ASTRO-EIIがどのような力を持ち、どのようなことを解明してくれるのか――JAXA宇宙科学研究本部でASTRO-EIIに携わる高橋忠幸教授は、「ASTRO-EIIの目的は“宇宙の謎を解く”こと。それには2つの柱があります。今まで誰も持ったことのない観測装置を使って、誰も見たことのないものを見るということが第一。そして、それが世界の天文台として機能するということが2番目です」と語ります。

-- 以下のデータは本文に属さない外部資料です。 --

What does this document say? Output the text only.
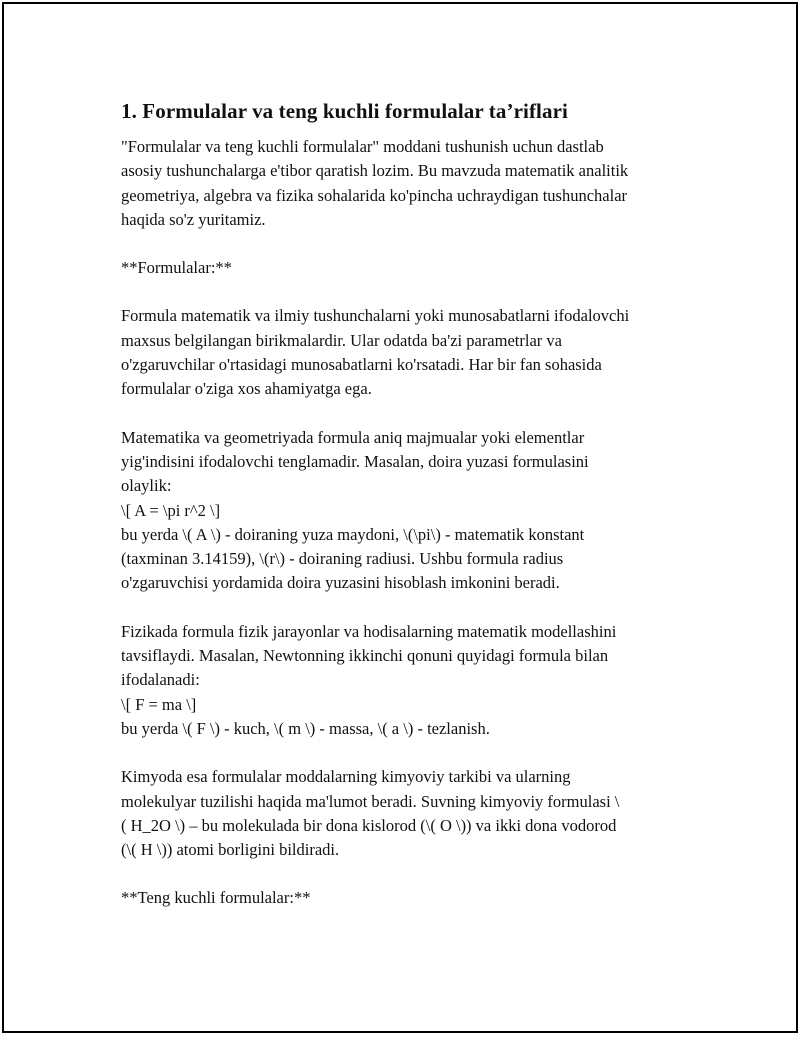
1. Formulalar va teng kuchli formulalar ta’riflari

"Formulalar va teng kuchli formulalar" moddani tushunish uchun dastlab
asosiy tushunchalarga e'tibor qaratish lozim. Bu mavzuda matematik analitik
geometriya, algebra va fizika sohalarida ko'pincha uchraydigan tushunchalar
haqida so'z yuritamiz.

**Formulalar:**

Formula matematik va ilmiy tushunchalarni yoki munosabatlarni ifodalovchi
maxsus belgilangan birikmalardir. Ular odatda ba'zi parametrlar va
o'zgaruvchilar o'rtasidagi munosabatlarni ko'rsatadi. Har bir fan sohasida
formulalar o'ziga xos ahamiyatga ega.

Matematika va geometriyada formula aniq majmualar yoki elementlar
yig'indisini ifodalovchi tenglamadir. Masalan, doira yuzasi formulasini
olaylik:
\[ A = \pi r^2 \]
bu yerda \( A \) - doiraning yuza maydoni, \(\pi\) - matematik konstant
(taxminan 3.14159), \(r\) - doiraning radiusi. Ushbu formula radius
o'zgaruvchisi yordamida doira yuzasini hisoblash imkonini beradi.

Fizikada formula fizik jarayonlar va hodisalarning matematik modellashini
tavsiflaydi. Masalan, Newtonning ikkinchi qonuni quyidagi formula bilan
ifodalanadi:
\[ F = ma \]
bu yerda \( F \) - kuch, \( m \) - massa, \( a \) - tezlanish.

Kimyoda esa formulalar moddalarning kimyoviy tarkibi va ularning
molekulyar tuzilishi haqida ma'lumot beradi. Suvning kimyoviy formulasi \
( H_2O \) – bu molekulada bir dona kislorod (\( O \)) va ikki dona vodorod
(\( H \)) atomi borligini bildiradi.

**Teng kuchli formulalar:**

ASTRO-EIIには、高い分光能力を持ち、低エネルギーの軟X線から高エネルギーの硬X線、ガンマ線まで精密に分析できる数々の観測装置が搭載されています。これによって、衝突や合体を繰り返す“銀河団”や、大きな重い星が爆発した後にできる“ブラックホール”に代表される宇宙の高エネルギー活動の解明を目指しています。
そして、このASTRO-EIIの利用は日本だけにとどまりません。打ち上げ後は“軌道上天文台”として、世界各国に利用してもらうという構想があるのです。打ち上げ前から“国際公募”を行っており、すでに世界中から観測申し込みが続々と寄せられ、競争率もかなりに上がっています。
こうした“国際協調”路線は、先代の「あすか」で敷かれたもの。今回のASTRO-EIIプロジェクトも“日米協力”のもとに進められています。